La situation s’est envenimée la semaine dernière lorsque David Lammy, ministre britannique des Affaires étrangères, a suspendu l’aide au Rwanda et menacé de nouvelles sanctions en raison du soutien présumé de Kigali au groupe armé M23 très actif en République démocratique du Congo (RDC).
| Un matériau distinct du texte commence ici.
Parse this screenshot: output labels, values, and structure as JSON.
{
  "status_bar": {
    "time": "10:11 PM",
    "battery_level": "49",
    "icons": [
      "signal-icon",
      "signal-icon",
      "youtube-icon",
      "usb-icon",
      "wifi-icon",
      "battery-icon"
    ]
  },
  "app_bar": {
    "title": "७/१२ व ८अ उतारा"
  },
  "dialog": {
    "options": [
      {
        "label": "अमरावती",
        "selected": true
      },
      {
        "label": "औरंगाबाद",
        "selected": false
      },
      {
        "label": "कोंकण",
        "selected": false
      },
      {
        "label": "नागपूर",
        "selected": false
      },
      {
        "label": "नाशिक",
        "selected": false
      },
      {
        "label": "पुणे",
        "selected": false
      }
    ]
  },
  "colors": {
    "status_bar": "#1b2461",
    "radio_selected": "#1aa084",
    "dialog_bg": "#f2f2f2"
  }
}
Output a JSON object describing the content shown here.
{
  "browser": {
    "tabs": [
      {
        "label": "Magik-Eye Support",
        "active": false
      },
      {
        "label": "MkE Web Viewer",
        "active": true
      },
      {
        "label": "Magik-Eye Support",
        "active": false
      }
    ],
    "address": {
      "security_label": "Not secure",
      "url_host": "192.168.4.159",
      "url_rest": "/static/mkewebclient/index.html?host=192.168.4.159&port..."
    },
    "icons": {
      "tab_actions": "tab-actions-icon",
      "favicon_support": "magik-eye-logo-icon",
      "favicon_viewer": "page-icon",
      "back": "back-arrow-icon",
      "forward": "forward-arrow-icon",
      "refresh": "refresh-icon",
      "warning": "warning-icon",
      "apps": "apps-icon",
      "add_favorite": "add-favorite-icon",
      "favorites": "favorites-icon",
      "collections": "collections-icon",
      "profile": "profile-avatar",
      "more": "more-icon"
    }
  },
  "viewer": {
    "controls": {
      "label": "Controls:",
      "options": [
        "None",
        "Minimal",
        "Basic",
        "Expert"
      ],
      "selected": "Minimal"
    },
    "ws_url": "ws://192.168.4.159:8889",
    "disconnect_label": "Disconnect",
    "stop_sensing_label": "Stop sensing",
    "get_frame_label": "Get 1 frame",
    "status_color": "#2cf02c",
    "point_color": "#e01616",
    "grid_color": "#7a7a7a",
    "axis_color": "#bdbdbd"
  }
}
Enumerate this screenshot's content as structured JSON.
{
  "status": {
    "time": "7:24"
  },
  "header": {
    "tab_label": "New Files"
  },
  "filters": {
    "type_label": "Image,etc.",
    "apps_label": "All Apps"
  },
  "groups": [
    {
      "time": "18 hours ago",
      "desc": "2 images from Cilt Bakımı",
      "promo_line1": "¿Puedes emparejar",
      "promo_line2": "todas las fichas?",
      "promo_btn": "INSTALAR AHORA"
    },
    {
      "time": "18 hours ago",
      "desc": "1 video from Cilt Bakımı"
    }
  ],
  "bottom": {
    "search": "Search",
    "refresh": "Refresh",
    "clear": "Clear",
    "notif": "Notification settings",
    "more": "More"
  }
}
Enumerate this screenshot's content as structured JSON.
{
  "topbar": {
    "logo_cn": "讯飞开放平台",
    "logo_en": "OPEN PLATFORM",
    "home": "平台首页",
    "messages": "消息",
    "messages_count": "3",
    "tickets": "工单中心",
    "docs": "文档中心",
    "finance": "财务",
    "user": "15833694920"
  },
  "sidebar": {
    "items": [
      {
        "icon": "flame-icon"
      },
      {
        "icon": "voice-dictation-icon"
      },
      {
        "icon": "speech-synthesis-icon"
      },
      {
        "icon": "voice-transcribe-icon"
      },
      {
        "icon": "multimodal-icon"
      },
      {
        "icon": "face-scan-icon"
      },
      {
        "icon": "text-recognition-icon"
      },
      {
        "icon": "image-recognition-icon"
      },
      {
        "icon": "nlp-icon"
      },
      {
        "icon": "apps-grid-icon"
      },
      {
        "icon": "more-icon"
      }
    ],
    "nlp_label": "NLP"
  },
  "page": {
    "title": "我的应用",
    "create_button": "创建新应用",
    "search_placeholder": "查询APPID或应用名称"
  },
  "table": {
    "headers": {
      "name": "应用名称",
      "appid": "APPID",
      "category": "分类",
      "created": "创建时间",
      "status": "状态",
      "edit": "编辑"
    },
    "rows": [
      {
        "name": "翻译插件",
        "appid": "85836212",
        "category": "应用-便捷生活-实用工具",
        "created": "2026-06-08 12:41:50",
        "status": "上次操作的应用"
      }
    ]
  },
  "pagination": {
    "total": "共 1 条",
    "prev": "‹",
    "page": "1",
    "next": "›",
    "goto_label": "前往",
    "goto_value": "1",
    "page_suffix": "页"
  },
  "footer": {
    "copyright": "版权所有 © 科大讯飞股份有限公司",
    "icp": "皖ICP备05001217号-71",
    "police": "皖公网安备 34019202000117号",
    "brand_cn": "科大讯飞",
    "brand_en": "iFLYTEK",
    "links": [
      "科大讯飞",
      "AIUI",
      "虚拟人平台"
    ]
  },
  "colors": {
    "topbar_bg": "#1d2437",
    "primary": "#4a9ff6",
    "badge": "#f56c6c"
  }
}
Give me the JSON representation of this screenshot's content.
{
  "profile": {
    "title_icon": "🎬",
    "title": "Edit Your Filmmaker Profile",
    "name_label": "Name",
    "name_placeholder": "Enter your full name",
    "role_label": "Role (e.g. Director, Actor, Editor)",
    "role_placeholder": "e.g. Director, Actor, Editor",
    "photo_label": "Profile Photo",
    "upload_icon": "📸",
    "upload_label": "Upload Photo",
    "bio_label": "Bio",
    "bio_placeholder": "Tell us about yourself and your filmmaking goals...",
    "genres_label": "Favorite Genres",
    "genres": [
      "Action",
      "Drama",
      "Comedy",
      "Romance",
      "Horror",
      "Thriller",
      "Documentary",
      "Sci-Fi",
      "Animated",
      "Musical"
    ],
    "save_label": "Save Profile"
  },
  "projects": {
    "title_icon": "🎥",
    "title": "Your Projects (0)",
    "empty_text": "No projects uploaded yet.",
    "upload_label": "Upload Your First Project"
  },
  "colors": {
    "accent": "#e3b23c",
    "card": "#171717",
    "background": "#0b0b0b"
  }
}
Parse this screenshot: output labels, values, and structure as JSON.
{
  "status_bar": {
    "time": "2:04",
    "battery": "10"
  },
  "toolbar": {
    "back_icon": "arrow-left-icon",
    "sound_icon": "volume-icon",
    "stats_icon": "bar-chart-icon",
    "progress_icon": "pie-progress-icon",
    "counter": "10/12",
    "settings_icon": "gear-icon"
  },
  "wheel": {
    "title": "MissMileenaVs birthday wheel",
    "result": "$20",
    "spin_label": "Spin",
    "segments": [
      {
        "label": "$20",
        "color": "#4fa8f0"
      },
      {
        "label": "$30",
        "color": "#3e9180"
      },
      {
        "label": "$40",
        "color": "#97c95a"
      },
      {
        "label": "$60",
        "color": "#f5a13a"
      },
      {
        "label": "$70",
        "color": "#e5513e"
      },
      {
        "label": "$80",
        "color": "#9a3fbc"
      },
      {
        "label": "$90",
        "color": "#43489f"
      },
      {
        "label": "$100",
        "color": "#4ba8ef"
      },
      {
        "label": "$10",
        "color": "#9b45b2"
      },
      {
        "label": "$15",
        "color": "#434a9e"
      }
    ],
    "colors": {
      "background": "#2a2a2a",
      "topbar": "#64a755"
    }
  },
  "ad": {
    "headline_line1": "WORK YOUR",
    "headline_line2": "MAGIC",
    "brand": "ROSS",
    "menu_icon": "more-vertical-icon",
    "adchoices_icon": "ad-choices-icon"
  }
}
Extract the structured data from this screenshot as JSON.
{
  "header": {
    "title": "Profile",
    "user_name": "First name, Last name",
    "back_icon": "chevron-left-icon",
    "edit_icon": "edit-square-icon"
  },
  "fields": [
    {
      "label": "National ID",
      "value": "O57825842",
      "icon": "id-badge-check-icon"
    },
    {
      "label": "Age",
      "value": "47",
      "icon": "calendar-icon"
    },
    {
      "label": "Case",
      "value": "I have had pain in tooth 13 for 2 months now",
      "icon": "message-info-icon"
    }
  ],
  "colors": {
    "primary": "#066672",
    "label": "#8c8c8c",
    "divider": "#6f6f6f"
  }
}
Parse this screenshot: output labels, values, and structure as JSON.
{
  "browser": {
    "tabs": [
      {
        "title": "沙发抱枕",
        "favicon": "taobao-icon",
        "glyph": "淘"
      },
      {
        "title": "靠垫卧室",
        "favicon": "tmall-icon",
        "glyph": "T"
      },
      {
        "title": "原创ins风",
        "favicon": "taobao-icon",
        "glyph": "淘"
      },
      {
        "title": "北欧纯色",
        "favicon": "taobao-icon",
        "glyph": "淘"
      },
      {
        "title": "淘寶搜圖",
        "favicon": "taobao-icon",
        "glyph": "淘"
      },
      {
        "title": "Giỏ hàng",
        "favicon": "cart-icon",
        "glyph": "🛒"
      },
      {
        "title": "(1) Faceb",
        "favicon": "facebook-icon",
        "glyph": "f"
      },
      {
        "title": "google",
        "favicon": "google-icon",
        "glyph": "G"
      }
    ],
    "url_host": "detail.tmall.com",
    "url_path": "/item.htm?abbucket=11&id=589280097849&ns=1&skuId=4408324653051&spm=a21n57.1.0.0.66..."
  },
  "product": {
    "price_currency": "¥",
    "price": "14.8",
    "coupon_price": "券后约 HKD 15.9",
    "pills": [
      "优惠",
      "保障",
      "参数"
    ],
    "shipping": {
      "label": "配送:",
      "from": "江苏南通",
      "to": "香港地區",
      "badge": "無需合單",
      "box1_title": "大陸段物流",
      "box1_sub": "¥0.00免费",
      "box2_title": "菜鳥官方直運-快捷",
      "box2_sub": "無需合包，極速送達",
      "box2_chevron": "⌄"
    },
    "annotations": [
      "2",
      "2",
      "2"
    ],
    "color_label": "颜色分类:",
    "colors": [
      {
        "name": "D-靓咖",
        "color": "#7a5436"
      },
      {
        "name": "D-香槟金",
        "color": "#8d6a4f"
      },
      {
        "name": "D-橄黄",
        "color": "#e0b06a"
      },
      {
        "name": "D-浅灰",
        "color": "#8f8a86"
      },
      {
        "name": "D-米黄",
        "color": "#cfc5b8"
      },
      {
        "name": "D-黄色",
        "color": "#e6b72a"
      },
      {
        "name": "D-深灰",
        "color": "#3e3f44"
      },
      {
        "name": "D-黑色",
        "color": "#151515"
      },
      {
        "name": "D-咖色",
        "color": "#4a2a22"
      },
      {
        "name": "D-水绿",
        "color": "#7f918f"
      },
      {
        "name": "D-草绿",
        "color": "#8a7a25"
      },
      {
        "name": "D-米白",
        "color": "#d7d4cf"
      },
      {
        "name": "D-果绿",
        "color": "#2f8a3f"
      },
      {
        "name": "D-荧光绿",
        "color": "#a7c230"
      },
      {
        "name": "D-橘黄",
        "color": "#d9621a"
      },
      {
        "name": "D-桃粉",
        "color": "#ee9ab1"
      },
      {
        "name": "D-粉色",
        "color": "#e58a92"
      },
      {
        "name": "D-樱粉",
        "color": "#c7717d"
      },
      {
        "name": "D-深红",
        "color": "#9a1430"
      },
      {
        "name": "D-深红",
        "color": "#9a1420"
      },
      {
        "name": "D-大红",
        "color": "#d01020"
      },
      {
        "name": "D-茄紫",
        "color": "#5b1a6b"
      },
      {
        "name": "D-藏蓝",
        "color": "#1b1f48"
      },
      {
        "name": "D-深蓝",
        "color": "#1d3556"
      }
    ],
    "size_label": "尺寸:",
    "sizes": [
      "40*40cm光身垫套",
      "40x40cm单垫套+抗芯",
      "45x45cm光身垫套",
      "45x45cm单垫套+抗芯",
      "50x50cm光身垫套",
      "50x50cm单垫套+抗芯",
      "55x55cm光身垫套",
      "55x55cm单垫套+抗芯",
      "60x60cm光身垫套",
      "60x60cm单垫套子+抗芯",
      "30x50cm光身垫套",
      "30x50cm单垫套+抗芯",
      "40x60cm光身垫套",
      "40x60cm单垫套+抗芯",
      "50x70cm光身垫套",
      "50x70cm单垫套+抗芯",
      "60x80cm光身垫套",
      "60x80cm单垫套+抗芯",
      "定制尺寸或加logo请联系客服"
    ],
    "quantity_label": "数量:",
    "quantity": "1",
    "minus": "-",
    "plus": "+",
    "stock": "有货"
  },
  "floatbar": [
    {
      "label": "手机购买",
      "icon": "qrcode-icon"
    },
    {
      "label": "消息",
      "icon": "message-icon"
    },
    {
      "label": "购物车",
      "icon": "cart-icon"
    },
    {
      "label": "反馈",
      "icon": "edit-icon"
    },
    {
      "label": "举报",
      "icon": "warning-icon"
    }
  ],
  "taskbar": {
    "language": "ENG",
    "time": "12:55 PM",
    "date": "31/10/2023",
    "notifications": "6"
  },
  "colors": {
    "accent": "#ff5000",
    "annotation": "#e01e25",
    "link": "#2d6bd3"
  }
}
Ces mesures incluent la suspension de l’aide financière directe, de nouvelles désignations de sanctions potentielles, l’arrêt de la formation en matière de défense, le réexamen des licences d’exportation et la limitation des promotions commerciales.

Vives réactions à Kigali

Le gouvernement rwandais a vivement réagi, accusant Londres d’avoir rompu « la confiance et la bonne foi » par des « mesures punitives injustifiées ». Kigali a également reproché à Lord Collins, ministre britannique chargé de l’Afrique, d’avoir fait des commentaires qui « ont induit le public en erreur » et « alimenté la machine de propagande de la RDC » en suggérant des liens entre le Rwanda et les Forces démocratiques alliées (ADF), un groupe armé ougandais qui opère dans le nord-est de la RDC. Lord Collins est revenu sur ses propos par la suite.

L’accord migratoire, signé sous le gouvernement conservateur précédent, prévoyait un versement initial de 220 millions de livres sterling effectué en février 2024, suivi de trois paiements de 50 millions chacun en avril 2024, 2025 et 2026. Une clause permettait au Royaume-Uni de résilier le contrat à tout moment sans effectuer de nouveaux paiements, la résiliation prenant effet trois mois après notification, selon le National Audit Office, l’organisme indépendant de surveillance des dépenses publiques au Royaume-Uni.

Le ministère britannique de l’Intérieur prévoit de mettre fin à cet accord le plus vite possible. Mais cette abrogation ne devrait pas être adoptée par le Parlement avant l’été. Dans l’intervalle, cette ambiguïté juridique semble avoir ouvert la porte à la réclamation rwandaise.

Un porte-parole du gouvernement britannique a réaffirmé la position de Londres : « Le ministre de l’Intérieur a clairement indiqué que le coûteux partenariat pour la migration et le développement économique avec le Rwanda gaspillait l’argent du contribuable et ne devait pas être maintenu. » Il a ajouté que les ressources avaient été redéployées vers « l’intensification de l’activité de retour des personnes n’ayant pas le droit d’être ici », soulignant que « près de 19 000 personnes ont été renvoyées depuis juillet ».

Cette crise illustre les difficultés des transitions politiques en matière de relations internationales et met en lumière les enjeux financiers, diplomatiques et humanitaires des politiques migratoires européennes, dont le coût, tant économique que diplomatique, s’avère considérable.